黙ってこの国から出してもらえるとは考えにい。
「わたくしはこの場所を破壊して、立ち去るだけです」
盗賊として活動しているビビは、このまま逃げてしまっても何も問題ないのだろう。
「あたい達は、そうはいかないな。冒険者として素性は知られているし、下手をすれば国家間の争いの火種になるそ」
ココさんの言う通り、このままこの地下迷宮を破壊して逃亡すれば、俺達は犯罪者としてこの国から追われる事になる。
「それならわたくしと共に盗賊になれば良いのでは?」
「ばかな事を言うな!」
シアをそんな闇の世界に引き込むわけにはいかねえ!
「ところでシアは、大丈夫なのか?体に異常があったり、何か具合が悪ところとかないのか?」
俺はシアに尋ねた。
「はい、今のところは何ともないです。むしろ以前よりも体が軽くなってスッキリした感じがします」
「それは魔力で体が常に最適な状態に保たれているからです」
ビビがシアに説明した。
「魔力が潤沢にあるため『身体強化』と同時に、自分の体に対して『治癒』や『回復』などの魔法が、常に発動したままになるのです。

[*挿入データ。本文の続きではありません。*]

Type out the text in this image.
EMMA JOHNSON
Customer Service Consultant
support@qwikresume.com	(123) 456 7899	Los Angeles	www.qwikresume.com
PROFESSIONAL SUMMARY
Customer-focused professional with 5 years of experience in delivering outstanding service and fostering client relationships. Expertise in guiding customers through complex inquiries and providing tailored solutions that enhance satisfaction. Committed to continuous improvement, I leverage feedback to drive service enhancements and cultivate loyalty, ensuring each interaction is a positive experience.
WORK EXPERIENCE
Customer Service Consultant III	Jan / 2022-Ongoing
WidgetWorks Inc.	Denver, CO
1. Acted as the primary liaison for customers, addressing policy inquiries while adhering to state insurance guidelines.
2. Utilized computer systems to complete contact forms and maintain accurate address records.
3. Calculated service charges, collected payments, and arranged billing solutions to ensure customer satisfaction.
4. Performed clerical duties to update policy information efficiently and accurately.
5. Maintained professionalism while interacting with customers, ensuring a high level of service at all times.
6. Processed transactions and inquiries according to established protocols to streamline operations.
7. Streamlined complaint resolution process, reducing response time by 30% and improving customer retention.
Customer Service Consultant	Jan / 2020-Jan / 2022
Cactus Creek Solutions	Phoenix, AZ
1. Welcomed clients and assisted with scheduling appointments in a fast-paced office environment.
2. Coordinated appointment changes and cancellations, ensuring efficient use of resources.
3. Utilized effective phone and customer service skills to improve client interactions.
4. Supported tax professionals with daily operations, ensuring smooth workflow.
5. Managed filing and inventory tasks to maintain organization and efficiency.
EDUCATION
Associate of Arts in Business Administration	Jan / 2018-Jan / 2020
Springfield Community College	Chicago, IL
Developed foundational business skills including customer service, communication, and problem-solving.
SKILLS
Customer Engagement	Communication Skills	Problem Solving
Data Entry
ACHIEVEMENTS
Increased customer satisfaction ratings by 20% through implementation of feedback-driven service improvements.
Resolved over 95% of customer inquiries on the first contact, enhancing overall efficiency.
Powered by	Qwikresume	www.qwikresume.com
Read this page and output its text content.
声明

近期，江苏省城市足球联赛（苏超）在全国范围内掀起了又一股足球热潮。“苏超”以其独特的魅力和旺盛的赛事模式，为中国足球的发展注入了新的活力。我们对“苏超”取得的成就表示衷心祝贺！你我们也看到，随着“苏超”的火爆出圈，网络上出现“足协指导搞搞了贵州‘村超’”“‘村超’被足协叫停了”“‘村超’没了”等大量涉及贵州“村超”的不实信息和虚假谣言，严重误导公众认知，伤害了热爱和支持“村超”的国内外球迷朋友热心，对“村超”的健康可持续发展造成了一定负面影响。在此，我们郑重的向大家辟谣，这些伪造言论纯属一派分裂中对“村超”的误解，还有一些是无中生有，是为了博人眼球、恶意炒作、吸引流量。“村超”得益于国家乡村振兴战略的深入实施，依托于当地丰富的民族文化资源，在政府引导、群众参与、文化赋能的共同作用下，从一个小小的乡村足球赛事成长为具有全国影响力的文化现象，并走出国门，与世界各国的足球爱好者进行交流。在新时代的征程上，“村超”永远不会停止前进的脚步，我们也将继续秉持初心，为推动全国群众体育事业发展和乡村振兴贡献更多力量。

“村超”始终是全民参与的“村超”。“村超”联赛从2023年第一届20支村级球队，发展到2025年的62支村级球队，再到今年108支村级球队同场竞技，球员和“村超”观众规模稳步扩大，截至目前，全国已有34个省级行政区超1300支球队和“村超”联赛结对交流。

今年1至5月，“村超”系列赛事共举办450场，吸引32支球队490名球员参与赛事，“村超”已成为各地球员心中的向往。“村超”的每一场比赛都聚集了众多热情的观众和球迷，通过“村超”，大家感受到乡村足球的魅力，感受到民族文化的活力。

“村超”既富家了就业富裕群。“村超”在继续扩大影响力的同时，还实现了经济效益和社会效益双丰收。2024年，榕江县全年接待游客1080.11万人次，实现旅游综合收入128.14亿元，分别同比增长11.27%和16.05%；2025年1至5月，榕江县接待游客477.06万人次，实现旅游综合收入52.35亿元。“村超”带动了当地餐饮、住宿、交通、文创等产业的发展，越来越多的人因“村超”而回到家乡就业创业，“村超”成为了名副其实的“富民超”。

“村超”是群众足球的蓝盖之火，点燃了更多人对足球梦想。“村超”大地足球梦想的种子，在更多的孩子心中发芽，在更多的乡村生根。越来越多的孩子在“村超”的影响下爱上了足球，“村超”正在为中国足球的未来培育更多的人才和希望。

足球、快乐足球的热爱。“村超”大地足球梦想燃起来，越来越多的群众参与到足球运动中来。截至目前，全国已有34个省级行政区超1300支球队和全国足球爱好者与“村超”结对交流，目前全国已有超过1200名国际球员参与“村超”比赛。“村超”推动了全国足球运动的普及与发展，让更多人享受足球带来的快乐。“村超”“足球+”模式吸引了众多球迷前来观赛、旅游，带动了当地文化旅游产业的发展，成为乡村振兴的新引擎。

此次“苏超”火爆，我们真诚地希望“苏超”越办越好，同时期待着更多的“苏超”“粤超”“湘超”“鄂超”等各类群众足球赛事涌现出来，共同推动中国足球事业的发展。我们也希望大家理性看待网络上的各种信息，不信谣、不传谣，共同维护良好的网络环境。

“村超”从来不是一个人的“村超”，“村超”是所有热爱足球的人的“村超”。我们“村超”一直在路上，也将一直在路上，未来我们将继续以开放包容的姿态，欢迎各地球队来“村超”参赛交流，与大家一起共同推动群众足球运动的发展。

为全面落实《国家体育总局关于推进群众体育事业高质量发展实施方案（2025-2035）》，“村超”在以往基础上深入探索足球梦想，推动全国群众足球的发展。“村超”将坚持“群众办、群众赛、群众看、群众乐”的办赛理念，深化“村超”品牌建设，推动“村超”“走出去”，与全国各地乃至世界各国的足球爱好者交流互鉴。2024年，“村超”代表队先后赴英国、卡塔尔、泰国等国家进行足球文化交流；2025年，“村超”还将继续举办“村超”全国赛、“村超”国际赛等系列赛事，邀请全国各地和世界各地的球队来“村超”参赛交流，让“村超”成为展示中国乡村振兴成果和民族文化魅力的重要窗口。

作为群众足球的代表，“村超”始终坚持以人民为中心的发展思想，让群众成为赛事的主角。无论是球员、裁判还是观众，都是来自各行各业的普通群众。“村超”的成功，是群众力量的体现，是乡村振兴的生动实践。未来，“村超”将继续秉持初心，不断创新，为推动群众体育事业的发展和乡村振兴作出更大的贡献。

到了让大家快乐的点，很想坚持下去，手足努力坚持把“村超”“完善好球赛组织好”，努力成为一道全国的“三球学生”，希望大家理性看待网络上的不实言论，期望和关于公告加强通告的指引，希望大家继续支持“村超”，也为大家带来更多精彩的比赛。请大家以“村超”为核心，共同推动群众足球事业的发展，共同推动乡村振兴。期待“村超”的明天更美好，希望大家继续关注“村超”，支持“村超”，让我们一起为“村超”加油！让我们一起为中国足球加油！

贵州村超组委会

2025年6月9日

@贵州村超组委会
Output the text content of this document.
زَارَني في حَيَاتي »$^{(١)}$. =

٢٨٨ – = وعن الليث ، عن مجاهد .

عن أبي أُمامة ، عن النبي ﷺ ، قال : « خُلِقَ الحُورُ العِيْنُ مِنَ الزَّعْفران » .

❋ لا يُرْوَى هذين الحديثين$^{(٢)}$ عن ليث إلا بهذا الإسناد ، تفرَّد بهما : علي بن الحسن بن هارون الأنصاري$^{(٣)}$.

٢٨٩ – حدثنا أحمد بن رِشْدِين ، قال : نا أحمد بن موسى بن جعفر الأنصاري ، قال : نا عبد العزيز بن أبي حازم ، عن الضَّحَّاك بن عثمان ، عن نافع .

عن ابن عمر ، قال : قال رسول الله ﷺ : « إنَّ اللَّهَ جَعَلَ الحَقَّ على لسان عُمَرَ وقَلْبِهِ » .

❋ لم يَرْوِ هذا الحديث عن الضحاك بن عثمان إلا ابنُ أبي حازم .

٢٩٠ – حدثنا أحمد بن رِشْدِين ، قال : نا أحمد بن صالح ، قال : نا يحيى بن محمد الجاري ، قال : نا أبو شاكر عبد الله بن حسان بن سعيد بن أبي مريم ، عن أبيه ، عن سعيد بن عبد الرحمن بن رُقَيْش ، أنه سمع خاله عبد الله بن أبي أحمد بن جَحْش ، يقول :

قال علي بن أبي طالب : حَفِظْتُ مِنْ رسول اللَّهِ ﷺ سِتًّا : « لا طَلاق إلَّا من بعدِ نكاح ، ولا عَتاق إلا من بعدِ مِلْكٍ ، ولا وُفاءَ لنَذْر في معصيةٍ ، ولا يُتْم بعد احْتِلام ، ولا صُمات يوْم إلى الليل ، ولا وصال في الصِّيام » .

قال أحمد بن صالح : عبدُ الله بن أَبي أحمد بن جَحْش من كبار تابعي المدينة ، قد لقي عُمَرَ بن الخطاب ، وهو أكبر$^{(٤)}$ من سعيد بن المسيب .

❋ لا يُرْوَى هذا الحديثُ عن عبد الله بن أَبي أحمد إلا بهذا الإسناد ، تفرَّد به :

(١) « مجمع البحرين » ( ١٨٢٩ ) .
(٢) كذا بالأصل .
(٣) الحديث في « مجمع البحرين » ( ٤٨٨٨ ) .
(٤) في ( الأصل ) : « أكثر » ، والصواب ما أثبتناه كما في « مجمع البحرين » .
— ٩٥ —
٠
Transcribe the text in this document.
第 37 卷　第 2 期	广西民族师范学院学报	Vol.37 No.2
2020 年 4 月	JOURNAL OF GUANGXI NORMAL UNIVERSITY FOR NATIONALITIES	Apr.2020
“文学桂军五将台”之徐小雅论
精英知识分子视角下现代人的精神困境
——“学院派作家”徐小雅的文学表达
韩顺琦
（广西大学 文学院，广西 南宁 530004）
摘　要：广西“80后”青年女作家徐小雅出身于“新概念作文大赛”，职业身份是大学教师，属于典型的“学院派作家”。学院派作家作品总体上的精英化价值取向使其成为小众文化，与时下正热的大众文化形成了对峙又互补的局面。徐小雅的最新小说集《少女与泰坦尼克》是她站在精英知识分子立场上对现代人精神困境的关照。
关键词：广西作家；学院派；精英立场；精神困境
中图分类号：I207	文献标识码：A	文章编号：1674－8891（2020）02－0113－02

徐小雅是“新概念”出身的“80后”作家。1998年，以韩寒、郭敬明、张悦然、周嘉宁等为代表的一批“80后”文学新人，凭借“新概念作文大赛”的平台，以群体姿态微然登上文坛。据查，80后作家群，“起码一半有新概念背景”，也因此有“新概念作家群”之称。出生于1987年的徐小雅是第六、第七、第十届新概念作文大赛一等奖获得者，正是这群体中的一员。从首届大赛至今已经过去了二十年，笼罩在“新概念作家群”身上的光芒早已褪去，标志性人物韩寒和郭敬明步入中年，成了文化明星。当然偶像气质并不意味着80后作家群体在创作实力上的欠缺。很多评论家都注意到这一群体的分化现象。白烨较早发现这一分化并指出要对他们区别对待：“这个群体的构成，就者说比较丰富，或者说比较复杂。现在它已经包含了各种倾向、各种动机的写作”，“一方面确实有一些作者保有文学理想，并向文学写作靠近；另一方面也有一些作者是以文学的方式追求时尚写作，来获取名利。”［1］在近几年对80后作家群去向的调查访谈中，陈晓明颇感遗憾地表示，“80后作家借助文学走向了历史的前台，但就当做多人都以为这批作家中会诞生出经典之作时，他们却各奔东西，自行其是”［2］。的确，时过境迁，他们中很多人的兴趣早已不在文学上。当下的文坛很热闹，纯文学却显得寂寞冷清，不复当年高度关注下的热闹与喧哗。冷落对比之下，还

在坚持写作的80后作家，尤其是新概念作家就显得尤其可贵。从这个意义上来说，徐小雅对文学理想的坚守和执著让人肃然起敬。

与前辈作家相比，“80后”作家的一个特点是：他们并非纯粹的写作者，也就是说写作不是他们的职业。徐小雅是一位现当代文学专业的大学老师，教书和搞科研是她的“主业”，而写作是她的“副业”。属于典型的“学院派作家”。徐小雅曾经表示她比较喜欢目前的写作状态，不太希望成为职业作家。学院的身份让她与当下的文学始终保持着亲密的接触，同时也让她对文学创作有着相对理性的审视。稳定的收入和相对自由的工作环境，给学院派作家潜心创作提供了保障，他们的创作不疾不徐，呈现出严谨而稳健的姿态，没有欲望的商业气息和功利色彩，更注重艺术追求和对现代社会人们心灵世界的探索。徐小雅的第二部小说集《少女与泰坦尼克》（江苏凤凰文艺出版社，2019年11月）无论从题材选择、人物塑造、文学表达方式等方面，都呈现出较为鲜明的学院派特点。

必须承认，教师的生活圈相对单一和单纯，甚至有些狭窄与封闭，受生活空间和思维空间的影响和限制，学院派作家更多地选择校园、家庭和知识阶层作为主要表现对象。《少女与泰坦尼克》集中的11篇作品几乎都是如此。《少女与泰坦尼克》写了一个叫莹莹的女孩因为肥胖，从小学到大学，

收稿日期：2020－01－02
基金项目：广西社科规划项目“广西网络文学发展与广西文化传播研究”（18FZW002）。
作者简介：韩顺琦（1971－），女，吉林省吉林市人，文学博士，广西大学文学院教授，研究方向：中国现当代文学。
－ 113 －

そのため常時、身体能力が向上し、ベストな体調が保たれるのです」
「そうなんですね?わたしはあなたと同じ体質になったという事ですね?」
「ええ、わたくしも以前『巫女』としてここに連れて来られ、処置を施されました」
やはりそうだったのか。
「当時、『巫女』の中で最高の適性を示したわたくしは、この第8階層の『棺』に納められました。『棺』は階層が深くなるごとにその効果が大きくなりますが、適性が無い『巫女』は自分の適性よりも深い階層の棺に入ると、精神が崩壊してしまうのです」
「ちょっと待て、それは適正に合った階層の棺に入れば、自我を保ったまま魔力が向上するって事か?」
「はい、その通りです。以前はその様な使われ方をしていた様です。しかしそれでは、ほとんどの『巫女』は大した魔力向上を期待できず、大勢の『巫女』候補の中から数人の『中級魔法士』が誕生する程度だったそうです」
それだけでも、画期的な事じゃねえのか?
「しかし、彼らは、限界を超えた棺に『巫女』を納める事で、膨大な魔力が発生する事に目を付けたのです。そして『巫女』本人の魔力生成量や魔力量が爆発的に向上するだけでなく、そのまま『巫女』を棺に納めておく事により、迷宮内に発生する魔物の数や強さが増加するのです。それを利用して効率良く魔結晶を回収できるこの迷宮のシステムを構築したのです」
「『巫女』達の精神が崩壊してもお構いなしって事か?」
「はい、それによって寒く貧しかったこの国は豊かになったのです」
「少女たちの犠牲の上に国が豊かになるなんて!そんな事許されるわけありません!」
シアは激しい怒りを感じようだ。
「シア!髪の色が!」
感情を高ぶらせたシアは・・・髪の色と瞳の色が、黒に変っていた。